How I GRADE Discussions: This is a graded exercise, and it has the grade weight of a quiz. While you are asked to make a case,
- your grade depends on the examples and evidence you provide from the text and lecture.
- Use specific details and specific examples to back up your claim. Prove you did the work–that you know the text, lecture and video.
- You must use examples from ALL sources. Give yourself credit for using your sources with an abbreviated cite at the end of the sentence. (p 296) (lecture)(Wells video) like so.
I have provided a rubric for you to see how you will be graded. Found in your Task List for Thursday and at the “Assignments” tab, you should print it out and follow the guidelines for the minimum you need for your posts to earn a passing grade. The more thorough you are, the better the grade!
View the excellent documentary about Ida B. Wells – Social Justice Crusader. (You only need to watch ’til the 44 min. mark. The entire documentary is very good at 54 minutes.) The writings of Wells are read by the award-winning writer Toni Morrison; the most acclaimed historians of Wells and her era participate in this film.
WARNING: Graphic descriptions of lynching in the late 1800s. Wells’ life work was to stop the lynching.
DISCUSSION DIRECTIONS: Ida B. Wells Barnett was a woman whose life and work symbolizes the roles, challenges, and activisms of African American leaders during and after the Reconstruction Period. Her work perfectly illustrates what you are learning about Reconstruction and meanings of freedom in the text and about the backlash of white supremacy described in the lecture. (Be sure you relate these things in your discussion!)

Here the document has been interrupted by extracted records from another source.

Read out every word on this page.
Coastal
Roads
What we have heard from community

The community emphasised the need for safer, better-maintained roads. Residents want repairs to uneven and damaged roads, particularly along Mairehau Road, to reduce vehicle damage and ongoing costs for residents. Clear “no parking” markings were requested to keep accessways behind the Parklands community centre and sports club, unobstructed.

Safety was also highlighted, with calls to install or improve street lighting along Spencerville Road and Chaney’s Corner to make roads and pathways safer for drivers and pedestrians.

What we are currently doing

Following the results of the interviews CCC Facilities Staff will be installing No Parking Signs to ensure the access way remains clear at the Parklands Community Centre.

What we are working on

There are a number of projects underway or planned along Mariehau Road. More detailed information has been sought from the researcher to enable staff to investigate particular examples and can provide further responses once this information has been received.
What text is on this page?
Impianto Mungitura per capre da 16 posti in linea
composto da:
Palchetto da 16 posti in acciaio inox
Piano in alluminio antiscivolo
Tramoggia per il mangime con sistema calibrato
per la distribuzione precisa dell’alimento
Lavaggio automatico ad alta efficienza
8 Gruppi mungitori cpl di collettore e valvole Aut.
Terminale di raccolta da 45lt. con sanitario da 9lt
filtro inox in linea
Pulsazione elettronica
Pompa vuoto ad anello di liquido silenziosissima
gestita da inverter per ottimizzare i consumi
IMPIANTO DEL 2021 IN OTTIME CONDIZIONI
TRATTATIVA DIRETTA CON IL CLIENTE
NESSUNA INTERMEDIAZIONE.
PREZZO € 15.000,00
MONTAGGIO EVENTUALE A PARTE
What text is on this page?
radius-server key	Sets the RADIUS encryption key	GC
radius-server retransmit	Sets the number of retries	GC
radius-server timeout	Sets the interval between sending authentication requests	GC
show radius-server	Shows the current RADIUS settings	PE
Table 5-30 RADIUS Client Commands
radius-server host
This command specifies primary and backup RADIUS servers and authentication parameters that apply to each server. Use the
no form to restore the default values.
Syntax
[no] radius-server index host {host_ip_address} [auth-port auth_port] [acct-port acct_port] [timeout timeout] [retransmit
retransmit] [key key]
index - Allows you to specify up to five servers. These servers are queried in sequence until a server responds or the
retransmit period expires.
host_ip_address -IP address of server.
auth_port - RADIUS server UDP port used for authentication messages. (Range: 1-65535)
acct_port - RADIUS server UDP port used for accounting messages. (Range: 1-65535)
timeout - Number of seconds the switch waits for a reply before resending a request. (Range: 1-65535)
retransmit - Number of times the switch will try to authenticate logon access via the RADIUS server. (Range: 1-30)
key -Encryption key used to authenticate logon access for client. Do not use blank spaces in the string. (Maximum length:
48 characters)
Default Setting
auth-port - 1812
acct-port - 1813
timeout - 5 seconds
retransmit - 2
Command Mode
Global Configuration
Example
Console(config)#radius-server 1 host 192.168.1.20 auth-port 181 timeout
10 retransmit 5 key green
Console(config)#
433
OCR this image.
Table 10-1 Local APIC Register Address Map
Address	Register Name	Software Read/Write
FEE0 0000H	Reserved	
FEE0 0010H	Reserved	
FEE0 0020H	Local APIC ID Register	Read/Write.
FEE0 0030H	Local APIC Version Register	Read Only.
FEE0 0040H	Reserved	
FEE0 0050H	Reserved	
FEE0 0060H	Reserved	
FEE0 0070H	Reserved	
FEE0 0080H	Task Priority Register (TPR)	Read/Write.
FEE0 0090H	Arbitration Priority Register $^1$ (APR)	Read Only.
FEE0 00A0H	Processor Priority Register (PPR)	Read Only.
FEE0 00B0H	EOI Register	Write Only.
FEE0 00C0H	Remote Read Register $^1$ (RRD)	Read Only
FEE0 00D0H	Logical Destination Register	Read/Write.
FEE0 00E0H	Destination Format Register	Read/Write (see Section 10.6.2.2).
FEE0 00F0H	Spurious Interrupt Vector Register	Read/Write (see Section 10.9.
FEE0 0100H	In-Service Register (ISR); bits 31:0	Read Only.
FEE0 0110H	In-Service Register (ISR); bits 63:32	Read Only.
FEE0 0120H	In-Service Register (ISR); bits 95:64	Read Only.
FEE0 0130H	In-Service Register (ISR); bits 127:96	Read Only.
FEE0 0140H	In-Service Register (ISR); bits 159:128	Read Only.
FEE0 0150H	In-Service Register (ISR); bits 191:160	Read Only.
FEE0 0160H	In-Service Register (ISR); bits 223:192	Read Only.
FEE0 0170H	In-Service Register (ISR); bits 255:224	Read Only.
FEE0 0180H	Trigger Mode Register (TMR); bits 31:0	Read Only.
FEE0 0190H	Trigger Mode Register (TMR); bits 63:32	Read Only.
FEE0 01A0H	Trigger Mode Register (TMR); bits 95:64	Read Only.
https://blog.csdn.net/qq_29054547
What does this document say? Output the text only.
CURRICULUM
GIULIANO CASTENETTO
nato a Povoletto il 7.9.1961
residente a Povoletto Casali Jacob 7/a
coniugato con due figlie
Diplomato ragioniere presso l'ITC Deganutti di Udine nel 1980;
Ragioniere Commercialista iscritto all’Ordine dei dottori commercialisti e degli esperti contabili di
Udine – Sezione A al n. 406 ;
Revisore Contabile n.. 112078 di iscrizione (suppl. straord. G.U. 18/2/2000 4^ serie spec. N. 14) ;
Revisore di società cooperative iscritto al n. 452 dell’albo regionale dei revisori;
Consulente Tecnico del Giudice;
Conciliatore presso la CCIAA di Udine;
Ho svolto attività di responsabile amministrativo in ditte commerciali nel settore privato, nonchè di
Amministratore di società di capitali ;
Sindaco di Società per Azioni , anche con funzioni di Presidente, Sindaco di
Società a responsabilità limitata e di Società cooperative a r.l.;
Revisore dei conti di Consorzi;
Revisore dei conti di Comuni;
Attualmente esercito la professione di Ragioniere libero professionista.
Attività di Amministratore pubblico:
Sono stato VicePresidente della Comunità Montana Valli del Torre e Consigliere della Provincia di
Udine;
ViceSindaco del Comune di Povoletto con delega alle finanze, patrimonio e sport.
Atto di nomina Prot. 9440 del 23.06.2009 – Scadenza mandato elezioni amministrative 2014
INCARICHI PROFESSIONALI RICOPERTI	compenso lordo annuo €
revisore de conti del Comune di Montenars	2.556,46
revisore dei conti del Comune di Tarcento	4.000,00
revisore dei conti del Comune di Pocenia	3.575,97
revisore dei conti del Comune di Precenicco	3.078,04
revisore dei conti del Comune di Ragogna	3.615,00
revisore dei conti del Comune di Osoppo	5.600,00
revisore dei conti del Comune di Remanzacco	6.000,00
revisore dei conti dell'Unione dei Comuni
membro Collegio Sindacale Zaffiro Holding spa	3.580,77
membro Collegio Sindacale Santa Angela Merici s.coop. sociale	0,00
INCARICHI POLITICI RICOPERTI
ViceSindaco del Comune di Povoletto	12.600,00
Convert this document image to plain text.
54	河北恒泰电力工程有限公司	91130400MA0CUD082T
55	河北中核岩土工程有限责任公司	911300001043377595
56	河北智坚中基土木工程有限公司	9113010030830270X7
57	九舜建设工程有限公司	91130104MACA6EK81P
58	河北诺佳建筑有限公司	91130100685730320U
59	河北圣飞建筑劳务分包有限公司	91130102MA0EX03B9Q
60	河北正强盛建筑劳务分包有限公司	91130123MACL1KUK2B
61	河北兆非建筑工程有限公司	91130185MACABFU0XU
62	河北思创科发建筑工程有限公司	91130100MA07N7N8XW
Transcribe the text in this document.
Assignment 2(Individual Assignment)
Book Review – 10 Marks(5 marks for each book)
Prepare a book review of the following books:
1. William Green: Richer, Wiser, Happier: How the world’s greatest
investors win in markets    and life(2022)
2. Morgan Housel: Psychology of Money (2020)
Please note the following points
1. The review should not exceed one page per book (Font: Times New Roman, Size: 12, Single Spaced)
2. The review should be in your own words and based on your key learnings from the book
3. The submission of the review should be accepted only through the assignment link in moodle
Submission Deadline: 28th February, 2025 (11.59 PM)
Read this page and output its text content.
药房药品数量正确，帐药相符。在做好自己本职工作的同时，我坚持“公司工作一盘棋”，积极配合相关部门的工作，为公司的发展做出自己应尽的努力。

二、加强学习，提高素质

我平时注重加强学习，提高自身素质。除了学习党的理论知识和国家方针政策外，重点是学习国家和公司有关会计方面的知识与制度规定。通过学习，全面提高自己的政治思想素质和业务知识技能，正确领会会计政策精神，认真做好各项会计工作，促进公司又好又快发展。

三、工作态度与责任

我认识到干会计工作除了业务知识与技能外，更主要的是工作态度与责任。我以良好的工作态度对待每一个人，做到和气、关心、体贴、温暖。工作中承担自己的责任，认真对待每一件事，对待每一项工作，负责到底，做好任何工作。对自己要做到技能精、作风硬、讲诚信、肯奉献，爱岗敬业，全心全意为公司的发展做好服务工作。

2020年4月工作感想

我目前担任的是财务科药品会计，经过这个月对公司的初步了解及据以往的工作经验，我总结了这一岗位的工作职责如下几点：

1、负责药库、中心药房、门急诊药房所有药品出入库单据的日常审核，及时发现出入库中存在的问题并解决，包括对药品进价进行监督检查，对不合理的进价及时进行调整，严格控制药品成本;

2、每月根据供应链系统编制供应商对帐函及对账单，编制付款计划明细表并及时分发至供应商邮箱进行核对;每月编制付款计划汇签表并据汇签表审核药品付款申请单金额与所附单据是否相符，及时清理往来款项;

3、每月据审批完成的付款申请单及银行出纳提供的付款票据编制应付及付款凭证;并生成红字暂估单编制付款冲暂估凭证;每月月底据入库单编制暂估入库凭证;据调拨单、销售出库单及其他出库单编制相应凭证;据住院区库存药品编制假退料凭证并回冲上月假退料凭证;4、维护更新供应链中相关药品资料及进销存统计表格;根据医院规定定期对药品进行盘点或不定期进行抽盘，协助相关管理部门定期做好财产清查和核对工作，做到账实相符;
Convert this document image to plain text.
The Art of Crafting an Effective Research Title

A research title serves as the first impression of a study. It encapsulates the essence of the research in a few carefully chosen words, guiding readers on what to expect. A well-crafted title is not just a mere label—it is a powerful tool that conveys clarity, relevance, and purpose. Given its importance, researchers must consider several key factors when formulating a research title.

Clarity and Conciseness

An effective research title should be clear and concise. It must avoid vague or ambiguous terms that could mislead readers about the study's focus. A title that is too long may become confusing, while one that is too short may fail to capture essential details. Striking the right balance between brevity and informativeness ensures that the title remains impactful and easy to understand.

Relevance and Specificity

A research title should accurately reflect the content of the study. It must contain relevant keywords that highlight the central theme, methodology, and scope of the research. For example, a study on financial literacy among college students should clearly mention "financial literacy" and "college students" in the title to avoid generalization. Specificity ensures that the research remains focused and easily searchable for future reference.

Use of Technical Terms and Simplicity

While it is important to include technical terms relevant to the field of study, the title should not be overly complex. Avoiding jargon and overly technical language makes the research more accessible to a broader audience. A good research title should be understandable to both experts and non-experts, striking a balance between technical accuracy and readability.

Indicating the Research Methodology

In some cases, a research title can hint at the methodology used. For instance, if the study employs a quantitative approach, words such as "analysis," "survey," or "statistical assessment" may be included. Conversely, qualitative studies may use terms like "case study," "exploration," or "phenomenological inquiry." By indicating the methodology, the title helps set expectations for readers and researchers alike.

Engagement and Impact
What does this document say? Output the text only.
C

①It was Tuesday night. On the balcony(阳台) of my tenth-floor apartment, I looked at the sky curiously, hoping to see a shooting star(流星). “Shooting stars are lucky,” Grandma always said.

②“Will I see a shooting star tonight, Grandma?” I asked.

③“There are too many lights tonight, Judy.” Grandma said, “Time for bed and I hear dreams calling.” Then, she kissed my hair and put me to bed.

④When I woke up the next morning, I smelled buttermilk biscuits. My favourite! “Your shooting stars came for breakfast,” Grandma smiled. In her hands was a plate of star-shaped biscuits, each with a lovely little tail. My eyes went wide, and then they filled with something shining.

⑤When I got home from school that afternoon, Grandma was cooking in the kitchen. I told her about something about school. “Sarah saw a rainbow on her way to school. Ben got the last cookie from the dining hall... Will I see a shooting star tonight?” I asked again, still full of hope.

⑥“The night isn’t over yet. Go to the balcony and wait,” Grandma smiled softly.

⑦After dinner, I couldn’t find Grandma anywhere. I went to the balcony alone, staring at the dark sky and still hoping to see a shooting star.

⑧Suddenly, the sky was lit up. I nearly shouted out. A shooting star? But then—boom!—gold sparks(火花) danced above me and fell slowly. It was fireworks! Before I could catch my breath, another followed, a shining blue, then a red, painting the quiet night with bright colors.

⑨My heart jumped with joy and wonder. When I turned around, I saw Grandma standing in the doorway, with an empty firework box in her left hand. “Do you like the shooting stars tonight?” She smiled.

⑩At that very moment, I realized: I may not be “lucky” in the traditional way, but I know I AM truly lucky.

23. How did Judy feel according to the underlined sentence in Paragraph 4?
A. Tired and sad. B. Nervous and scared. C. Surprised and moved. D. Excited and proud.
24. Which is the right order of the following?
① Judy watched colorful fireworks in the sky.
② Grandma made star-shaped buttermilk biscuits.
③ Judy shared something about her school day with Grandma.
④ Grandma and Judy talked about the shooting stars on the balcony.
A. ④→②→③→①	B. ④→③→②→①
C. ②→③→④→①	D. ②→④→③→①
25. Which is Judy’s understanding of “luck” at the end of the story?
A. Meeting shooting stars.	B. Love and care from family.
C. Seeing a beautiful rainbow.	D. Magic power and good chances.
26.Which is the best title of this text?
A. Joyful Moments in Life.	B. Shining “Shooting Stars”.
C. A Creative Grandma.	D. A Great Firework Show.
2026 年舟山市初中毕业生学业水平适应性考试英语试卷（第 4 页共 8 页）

Wells was a working woman who came from a poor background. She experienced the racial turmoil during this period in Tennessee, New York, and Chicago. She became an activist for African Americans and for women. The breadth and depth of her work was unparalleled: she worked as a journalist who fought to end lynching (most particularly of African American men) and to gain civil rights for African Americans. She also fought for women’s suffrage and rallied women in women’s clubs. Your book and lecture tells you more about the events in her time that help you to understand why she became an activist.
- two (2) historical events described IN LECTURE of this period (1865-1900) that were most important in creating a culture of discrimination during and after Reconstruction.
- two (2) other events in the personal life of Ida B. Wells that MOTIVATED her to become an activist. Which 2 life events were most impactful on WHY and HOW Wells became an activist?
- two (2) accomplishments or strategies of Wells that had an impact on discrimination against African Americans? Which two do you think were MOST IMPORTANT?
2-EXPLAIN why you think the examples above were MOST IMPORTANT?